Britain doesn't want her (although in truth, the state doesn't actually care and has no principle at stake - she's simply a wonderfully useful example the Tories can campaign with as being tough on crime, particularly if some kind of foreign origin can be roped into the mix - young, photogenic, notorious, and safe to openly hate) but it can't openly cooperate with Assad like that, so they've loudly stripped her of her citizenship and tried to palm it off on Bangladesh.

If she had done this in innumerable other countries, some with equally horrible heads of state, she wouldn't have been stripped of citizenship, or turned into tabloid campaign fodder, and a third country wouldn't have been identified out of a line up. She'd have simply been left there, and the relevant British Embassy would've said 'yes you are our citizen, but you aren't in the UK - you went there, you did it, you pay for it there - or not, according to that country'.
 
Last edited:
If she was a dual national combo of British and anything, and she'd done this in Thailand or India or the United States, the most she'd have merited would be a short list of local lawyers known to the embassy that she and/or her family might like to engage, and a request made public that 'if convicted could she please not be given the death penalty because she's British and we don't do that here, so we need to make a polite show about you potentially doing it'.
 
She played (at best) a logistical role for a genocidal rape cult. Not sure Hitler actually detonated any bombs either.
Maybe, maybe not. She's not on trial - yet. Her guilt or innocence can't be said because it hasn't been established, let alone has any mitigation been weighed against a verdict. It's just broadly two camps shouting at each other 'leave her to die, she's an evil cunt' v 'she's an innocent lamb who was led astray'. We can't really say she's either, because we simply don't know.

We can't even start the process to that knowledge until some jurisdiction stands up and says 'she's our problem'. That should be Syria, but for obvious reasons it isn't. Absent of that it should Britain, because this is where she was born and raised and then either unleashed upon Syria of her own free will or imported there. It can't realistically be Bangladesh - if only for the simple reason they've outright refused anyway. It makes very little sense for it to be The Netherlands which I've also seen floated owing to her husband being a Dutch national.

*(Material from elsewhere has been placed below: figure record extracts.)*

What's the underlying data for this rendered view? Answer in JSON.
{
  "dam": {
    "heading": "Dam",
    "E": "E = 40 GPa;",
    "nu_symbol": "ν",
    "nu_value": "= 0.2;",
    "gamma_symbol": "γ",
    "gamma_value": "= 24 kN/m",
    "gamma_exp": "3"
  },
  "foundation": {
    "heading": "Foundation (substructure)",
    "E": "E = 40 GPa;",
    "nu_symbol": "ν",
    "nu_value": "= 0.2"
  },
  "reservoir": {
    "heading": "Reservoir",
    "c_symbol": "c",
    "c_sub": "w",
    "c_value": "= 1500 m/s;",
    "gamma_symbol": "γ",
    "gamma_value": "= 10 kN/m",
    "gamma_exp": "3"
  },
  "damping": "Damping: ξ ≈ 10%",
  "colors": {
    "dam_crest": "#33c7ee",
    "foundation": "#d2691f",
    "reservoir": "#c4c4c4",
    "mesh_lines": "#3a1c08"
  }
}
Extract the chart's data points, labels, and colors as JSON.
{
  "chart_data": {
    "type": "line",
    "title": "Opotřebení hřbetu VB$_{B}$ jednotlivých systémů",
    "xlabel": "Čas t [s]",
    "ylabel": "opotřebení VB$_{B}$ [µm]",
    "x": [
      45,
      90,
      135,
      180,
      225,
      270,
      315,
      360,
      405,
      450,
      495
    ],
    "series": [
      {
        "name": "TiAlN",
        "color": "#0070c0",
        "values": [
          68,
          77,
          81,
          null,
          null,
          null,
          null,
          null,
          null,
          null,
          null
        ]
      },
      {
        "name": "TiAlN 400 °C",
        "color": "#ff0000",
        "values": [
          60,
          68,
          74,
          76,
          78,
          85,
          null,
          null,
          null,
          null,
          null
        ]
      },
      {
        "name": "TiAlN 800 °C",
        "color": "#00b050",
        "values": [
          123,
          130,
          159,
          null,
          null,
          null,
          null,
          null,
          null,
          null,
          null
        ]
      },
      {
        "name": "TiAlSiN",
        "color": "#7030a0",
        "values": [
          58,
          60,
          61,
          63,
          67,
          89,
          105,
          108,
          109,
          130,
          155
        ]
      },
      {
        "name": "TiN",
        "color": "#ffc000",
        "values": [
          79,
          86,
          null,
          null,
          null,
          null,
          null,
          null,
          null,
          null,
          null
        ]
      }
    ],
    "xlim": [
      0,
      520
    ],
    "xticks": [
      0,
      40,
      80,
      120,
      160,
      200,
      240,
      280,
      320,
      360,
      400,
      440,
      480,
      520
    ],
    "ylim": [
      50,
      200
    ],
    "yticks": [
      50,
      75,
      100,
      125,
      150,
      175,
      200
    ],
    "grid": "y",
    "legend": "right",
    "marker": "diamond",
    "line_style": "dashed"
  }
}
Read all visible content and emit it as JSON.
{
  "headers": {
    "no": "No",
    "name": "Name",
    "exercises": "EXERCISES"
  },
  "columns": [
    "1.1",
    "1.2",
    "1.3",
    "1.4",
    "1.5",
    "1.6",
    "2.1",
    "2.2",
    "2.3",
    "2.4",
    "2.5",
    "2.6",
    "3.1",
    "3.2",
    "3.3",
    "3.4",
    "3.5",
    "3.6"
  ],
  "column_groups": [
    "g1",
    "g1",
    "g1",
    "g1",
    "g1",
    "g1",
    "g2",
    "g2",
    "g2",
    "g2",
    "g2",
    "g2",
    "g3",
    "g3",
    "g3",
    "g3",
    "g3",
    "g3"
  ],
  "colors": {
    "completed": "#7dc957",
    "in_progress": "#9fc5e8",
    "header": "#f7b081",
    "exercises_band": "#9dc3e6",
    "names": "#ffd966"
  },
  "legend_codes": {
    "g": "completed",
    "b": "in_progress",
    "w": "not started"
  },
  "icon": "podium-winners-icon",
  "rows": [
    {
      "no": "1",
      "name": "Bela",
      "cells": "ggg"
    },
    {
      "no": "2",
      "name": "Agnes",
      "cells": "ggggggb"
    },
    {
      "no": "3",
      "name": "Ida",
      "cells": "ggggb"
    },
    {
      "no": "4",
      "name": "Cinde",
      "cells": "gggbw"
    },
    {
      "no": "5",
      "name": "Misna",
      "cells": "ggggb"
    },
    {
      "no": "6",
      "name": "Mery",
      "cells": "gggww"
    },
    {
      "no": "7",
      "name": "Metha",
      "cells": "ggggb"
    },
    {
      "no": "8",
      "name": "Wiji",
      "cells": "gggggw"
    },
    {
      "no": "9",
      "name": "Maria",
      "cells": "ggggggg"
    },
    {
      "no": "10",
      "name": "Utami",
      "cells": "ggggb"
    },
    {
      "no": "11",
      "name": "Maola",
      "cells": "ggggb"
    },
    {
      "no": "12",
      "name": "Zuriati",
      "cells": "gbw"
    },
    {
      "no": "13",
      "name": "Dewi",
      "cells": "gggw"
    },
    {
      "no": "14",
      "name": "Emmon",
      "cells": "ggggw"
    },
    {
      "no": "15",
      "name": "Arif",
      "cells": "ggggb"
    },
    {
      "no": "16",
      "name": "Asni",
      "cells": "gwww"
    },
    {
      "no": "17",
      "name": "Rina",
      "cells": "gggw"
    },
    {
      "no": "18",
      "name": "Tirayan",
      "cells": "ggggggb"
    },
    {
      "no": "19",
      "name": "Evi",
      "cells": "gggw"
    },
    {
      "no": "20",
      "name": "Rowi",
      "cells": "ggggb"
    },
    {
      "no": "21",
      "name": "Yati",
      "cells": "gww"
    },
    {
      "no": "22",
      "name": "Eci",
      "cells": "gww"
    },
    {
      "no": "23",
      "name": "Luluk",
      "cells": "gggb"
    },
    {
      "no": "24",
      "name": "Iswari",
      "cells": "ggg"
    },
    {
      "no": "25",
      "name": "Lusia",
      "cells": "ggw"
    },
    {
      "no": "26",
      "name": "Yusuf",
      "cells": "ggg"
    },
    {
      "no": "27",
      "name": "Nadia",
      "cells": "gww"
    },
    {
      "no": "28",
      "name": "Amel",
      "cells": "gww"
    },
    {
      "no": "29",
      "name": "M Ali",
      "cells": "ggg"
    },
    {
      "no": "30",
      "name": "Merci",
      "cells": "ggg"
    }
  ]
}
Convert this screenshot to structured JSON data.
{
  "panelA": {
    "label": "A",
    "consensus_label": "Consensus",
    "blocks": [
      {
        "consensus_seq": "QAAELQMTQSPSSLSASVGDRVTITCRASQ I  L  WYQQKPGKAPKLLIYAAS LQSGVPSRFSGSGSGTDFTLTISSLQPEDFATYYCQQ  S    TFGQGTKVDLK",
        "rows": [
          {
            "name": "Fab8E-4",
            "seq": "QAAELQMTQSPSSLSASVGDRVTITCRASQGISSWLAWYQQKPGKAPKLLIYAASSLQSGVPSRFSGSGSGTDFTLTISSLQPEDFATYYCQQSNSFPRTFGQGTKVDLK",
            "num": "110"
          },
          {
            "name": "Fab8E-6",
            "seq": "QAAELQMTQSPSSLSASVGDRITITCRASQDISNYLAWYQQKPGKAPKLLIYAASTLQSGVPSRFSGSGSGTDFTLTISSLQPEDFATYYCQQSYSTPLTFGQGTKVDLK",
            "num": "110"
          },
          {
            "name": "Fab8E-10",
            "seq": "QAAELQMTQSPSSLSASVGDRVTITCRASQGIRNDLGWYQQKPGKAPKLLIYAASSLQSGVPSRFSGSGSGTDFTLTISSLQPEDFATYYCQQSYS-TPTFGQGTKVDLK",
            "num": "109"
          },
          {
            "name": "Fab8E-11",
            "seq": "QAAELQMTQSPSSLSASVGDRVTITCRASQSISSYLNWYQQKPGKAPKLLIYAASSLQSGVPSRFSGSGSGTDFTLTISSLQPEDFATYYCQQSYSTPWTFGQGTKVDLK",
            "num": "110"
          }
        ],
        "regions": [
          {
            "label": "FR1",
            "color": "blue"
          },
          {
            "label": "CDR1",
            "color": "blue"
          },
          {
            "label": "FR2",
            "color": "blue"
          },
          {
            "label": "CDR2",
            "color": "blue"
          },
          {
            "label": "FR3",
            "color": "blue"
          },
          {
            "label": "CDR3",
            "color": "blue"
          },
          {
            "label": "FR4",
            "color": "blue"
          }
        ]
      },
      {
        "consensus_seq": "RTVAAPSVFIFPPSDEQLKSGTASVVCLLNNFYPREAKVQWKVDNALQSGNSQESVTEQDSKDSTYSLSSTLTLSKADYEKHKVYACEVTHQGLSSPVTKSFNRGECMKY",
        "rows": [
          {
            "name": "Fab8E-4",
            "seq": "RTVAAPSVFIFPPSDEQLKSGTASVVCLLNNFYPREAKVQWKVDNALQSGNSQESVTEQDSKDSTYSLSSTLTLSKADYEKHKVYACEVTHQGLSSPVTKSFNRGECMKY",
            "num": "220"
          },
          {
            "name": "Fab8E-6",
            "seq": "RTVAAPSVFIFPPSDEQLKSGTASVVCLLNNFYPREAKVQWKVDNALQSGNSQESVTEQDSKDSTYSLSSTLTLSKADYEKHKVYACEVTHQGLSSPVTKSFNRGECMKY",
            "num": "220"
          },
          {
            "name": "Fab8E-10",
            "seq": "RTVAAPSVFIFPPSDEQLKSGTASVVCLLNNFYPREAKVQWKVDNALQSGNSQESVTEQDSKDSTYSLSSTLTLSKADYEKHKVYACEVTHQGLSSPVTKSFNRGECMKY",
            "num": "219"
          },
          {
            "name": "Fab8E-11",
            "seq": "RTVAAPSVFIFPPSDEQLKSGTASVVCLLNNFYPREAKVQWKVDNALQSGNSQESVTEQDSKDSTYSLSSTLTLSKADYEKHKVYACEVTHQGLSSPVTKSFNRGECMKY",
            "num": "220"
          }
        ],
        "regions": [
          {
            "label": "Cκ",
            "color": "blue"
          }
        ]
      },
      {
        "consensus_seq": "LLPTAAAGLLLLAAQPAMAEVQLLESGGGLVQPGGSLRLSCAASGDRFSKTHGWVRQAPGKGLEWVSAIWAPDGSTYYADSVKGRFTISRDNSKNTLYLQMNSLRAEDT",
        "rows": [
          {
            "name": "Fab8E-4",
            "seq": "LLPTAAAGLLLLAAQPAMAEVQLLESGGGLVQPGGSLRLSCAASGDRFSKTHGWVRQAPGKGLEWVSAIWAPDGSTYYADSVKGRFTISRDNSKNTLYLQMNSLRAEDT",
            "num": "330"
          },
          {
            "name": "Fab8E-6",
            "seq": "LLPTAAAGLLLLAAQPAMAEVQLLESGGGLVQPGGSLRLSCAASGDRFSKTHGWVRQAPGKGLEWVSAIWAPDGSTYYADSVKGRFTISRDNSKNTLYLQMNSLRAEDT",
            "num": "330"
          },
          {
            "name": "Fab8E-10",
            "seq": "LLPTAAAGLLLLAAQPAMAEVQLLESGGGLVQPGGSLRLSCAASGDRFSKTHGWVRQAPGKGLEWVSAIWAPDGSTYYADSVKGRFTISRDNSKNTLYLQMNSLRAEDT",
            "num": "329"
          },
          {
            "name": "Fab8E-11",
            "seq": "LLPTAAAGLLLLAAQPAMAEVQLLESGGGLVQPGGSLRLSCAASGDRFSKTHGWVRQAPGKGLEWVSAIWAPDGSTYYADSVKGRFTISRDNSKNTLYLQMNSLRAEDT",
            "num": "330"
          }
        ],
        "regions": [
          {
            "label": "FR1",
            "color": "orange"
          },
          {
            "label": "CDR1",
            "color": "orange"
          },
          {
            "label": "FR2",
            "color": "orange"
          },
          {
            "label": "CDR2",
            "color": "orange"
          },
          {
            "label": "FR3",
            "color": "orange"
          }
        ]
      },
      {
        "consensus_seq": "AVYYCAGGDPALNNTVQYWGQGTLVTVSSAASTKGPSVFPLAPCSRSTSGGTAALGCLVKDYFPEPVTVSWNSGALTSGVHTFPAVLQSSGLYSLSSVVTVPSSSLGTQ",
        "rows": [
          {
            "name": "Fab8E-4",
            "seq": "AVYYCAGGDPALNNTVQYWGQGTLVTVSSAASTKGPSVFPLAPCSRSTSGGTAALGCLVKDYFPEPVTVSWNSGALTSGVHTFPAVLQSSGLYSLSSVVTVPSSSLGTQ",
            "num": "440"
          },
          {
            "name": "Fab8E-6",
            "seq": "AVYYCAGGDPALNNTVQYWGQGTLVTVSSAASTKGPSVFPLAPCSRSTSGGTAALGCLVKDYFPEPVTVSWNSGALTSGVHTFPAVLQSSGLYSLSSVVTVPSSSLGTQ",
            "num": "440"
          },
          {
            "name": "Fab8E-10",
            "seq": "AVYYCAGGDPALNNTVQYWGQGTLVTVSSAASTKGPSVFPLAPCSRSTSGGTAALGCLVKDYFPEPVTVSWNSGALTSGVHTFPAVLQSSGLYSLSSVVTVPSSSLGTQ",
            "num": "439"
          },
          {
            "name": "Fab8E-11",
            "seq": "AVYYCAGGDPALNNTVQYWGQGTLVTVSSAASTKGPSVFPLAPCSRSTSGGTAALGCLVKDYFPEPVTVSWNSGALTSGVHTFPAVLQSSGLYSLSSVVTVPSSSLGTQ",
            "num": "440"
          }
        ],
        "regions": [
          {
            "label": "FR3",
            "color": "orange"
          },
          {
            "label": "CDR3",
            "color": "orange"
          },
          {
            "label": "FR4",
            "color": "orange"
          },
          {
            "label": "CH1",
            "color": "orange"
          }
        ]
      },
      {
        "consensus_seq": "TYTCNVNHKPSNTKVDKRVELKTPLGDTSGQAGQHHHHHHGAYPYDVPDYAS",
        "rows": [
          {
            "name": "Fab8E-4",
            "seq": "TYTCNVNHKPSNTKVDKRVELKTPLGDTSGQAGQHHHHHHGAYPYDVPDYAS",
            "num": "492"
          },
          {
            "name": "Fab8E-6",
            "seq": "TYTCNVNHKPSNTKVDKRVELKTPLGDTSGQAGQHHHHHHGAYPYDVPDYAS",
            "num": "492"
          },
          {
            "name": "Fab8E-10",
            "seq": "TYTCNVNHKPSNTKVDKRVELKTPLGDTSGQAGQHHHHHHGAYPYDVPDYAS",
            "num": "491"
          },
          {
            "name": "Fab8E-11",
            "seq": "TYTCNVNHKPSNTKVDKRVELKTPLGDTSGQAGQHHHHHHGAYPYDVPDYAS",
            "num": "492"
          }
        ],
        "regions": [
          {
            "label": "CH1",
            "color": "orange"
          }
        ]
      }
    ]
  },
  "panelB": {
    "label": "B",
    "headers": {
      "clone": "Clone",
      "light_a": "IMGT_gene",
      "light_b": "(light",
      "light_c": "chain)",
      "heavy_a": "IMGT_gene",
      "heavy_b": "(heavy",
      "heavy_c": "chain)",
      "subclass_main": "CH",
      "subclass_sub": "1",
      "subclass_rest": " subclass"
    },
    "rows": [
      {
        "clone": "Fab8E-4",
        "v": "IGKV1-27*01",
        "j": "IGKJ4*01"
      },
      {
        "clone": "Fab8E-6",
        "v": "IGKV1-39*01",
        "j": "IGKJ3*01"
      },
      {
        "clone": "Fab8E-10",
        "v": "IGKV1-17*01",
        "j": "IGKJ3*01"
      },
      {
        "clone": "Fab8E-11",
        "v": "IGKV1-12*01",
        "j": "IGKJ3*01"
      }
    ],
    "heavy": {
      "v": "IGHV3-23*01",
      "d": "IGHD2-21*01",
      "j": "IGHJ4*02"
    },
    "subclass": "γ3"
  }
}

She's too useful to the British government in her current state and status - they couldn't have dreamt her up. She's all of Suella Braverman's Christmases come at once - probably the only topic where the majority of the British public would nod along in harmony with the Home Secretary. So, unless Syria turns into a model of efficiency, she's most likely to be in this position for years, and the rather pointless conversation around her in the UK will continue for years with no resolution in sight.
 
Maybe, maybe not. She's not on trial - yet. Her guilt or innocence can't be said because it hasn't been established
She travelled over two and a half thousand miles to join a newly formed Caliphate at war with the country she had left, amongst others. Unless she has the mental capacity of a frog she must have known the implications of doing that alone, without even contemplating the grotesque stuff they all got up to.